If you’re playing football and you say “bagsy not in net” it means I’m not going in goal first. “Bagsy not in net” is like shotgun for the car. We were listening to music and “Sailing” by Christopher Cross came on. I remember saying to George - “Do you remember back in the day when I said this would make an amazing garage sample” and we kind of looked at each other like “fuck.” The album was so clean cut to us at that point that the sample just sounded like it was on the album. It was so easy to write and record because we loved it so much. That’s one of my favourite songs on the album. I love the feel of that beat, I love the fact that it only does one thing.

 

DON’T WORRY

I didn’t write this song; my dad wrote it in the 90’s. It’s the only 1975 song that I’m not credited as a writer on. The reason I put it on the record was because I was going through what influenced me, and that was the first song I ever knew. There were never any recordings of it, it was just his song we’d play on the piano. I hadn’t heard it in about 15 years, and I thought I’d imagined it being better than it was. He played it for me, and it was fucking amazing, so we sang it together and it was this amazing captured moment. I think as I grow up, I let my guard down. Being sentimental is something that English people struggle with, but it’s not something I’m going to let affect my art, because that’s way bigger than personal fear or being embarrassed. This record is testament to that. Opening it up to my family or friends is where I’m at now. The investment in those kinds of relationships is what’s really important to me.

 

GUYS

Songs are very pointed at relationships and how formative those experiences are, but there’s not many songs about non-romantic relationships and these can be the most formative experiences.
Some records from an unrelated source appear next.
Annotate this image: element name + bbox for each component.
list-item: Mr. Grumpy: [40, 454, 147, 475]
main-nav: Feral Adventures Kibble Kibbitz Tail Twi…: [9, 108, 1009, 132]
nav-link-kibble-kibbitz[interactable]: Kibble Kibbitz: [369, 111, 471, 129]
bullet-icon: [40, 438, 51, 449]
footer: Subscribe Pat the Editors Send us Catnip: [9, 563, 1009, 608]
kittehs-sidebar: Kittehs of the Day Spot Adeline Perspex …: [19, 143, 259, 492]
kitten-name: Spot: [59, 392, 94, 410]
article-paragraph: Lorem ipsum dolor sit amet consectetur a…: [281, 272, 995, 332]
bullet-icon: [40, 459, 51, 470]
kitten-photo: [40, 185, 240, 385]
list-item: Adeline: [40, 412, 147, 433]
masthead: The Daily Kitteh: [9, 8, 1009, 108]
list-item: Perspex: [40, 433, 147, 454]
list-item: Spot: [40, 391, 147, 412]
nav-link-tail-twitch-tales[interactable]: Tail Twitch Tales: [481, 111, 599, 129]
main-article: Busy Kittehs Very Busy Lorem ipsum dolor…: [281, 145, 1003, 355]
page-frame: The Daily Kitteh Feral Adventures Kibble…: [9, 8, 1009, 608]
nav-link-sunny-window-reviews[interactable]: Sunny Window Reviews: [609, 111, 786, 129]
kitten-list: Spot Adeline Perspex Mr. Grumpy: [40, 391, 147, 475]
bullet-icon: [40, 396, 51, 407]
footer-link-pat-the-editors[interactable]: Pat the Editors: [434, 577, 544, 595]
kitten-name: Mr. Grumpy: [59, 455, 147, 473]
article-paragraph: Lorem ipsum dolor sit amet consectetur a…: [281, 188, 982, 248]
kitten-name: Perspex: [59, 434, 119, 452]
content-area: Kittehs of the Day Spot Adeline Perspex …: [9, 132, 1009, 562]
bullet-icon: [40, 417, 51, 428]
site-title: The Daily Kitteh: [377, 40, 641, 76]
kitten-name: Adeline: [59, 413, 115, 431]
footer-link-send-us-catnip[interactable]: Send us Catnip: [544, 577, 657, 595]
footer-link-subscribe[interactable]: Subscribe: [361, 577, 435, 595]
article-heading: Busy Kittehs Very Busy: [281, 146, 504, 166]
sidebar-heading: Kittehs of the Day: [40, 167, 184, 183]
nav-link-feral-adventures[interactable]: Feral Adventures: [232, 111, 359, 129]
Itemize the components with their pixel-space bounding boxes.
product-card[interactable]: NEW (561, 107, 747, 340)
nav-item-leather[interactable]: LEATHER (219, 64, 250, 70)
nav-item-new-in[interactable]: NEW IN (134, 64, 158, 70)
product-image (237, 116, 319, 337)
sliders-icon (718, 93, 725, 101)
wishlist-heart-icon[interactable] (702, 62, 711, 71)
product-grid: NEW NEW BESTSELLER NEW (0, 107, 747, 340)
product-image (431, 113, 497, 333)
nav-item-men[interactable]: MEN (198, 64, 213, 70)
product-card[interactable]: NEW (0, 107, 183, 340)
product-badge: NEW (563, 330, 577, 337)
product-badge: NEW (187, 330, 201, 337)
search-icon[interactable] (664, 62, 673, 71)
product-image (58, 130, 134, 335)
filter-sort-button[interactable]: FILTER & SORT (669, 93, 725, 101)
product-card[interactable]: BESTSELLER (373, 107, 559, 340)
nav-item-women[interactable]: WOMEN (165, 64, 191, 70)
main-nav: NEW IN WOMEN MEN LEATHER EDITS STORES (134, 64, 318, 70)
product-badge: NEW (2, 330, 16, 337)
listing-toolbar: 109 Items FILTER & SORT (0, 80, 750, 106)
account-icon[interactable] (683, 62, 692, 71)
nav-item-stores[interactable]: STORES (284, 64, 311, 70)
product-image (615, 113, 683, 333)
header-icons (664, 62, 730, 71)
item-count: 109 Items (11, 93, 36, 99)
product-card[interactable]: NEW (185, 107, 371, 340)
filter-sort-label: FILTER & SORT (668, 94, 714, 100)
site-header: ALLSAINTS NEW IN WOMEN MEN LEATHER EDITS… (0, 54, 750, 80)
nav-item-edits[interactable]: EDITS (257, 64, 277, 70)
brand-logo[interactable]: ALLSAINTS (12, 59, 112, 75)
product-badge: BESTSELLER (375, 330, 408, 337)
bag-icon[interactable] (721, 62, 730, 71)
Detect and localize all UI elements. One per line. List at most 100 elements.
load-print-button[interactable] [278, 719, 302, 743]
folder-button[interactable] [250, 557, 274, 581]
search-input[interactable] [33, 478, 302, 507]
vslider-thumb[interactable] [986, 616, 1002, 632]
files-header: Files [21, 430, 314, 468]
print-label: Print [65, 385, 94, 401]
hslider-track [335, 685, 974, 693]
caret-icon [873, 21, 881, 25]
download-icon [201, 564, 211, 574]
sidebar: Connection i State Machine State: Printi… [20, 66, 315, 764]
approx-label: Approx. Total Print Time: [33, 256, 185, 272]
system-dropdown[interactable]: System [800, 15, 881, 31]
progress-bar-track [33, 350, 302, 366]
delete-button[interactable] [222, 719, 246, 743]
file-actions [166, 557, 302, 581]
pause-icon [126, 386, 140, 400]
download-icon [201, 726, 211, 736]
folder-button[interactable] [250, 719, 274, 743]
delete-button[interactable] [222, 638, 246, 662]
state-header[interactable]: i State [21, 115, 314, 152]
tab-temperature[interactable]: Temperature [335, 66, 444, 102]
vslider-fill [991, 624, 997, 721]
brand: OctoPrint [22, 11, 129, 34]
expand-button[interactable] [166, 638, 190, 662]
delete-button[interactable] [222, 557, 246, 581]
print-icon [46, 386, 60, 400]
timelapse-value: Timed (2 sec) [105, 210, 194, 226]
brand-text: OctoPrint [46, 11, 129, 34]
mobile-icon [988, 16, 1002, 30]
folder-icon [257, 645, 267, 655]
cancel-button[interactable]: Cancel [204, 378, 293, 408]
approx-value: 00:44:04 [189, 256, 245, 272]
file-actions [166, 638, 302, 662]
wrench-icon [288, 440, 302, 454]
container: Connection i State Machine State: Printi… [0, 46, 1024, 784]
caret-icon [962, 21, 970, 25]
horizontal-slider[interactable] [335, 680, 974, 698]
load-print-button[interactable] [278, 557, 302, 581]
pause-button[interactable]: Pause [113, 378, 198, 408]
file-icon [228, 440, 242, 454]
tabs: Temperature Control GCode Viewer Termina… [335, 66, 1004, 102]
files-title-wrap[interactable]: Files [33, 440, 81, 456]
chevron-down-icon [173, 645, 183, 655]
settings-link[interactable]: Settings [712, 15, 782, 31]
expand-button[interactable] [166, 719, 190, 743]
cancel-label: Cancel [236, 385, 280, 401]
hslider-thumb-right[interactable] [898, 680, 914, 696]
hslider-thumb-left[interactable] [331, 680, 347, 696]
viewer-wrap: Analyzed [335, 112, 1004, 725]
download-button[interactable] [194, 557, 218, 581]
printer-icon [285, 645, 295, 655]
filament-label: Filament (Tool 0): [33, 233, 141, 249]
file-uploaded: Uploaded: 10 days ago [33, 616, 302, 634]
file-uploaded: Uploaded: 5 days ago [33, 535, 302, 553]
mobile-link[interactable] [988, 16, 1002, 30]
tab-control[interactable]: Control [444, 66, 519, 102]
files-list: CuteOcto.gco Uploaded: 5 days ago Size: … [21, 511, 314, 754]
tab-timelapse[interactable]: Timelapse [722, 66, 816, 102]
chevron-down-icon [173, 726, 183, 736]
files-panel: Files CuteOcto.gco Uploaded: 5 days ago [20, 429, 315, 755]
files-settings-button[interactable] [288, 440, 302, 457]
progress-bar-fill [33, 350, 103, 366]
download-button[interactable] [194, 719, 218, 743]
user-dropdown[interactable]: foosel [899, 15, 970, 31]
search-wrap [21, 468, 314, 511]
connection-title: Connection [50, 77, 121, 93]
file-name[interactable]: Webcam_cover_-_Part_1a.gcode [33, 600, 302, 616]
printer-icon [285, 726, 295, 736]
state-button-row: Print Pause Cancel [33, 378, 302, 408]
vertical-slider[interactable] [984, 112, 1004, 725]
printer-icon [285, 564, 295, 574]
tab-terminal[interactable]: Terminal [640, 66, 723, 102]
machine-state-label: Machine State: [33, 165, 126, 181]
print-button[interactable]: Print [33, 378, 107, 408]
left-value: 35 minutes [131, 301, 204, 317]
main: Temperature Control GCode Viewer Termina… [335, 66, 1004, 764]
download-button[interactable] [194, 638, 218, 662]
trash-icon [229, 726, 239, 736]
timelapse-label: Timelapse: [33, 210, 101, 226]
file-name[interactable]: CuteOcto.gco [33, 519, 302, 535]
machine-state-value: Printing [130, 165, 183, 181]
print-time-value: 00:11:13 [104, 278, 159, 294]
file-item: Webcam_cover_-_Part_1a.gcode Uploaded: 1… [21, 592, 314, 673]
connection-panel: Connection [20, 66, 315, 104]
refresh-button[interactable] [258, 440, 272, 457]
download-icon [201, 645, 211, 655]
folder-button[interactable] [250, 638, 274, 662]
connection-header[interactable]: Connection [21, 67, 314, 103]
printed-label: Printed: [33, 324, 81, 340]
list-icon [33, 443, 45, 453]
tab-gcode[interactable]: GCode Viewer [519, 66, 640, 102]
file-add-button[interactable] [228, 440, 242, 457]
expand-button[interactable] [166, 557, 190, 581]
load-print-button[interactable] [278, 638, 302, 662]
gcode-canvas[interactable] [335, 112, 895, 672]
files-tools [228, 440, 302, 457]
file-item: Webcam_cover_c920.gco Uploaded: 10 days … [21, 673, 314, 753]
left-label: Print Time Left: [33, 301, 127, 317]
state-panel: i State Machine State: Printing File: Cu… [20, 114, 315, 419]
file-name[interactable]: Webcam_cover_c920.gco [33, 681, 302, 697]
I wanted to write a love song for my friends. It’s also looking back and appreciating what we’ve done, because it is the end of an era. It is different as you get older. You realise that you lean on your friends, and the more you do it the more you realise you couldn’t have done this without them. I’ve had the same best friends since I was 13. The fact that I haven’t written numerous songs about that is probably more ponderous, one would think.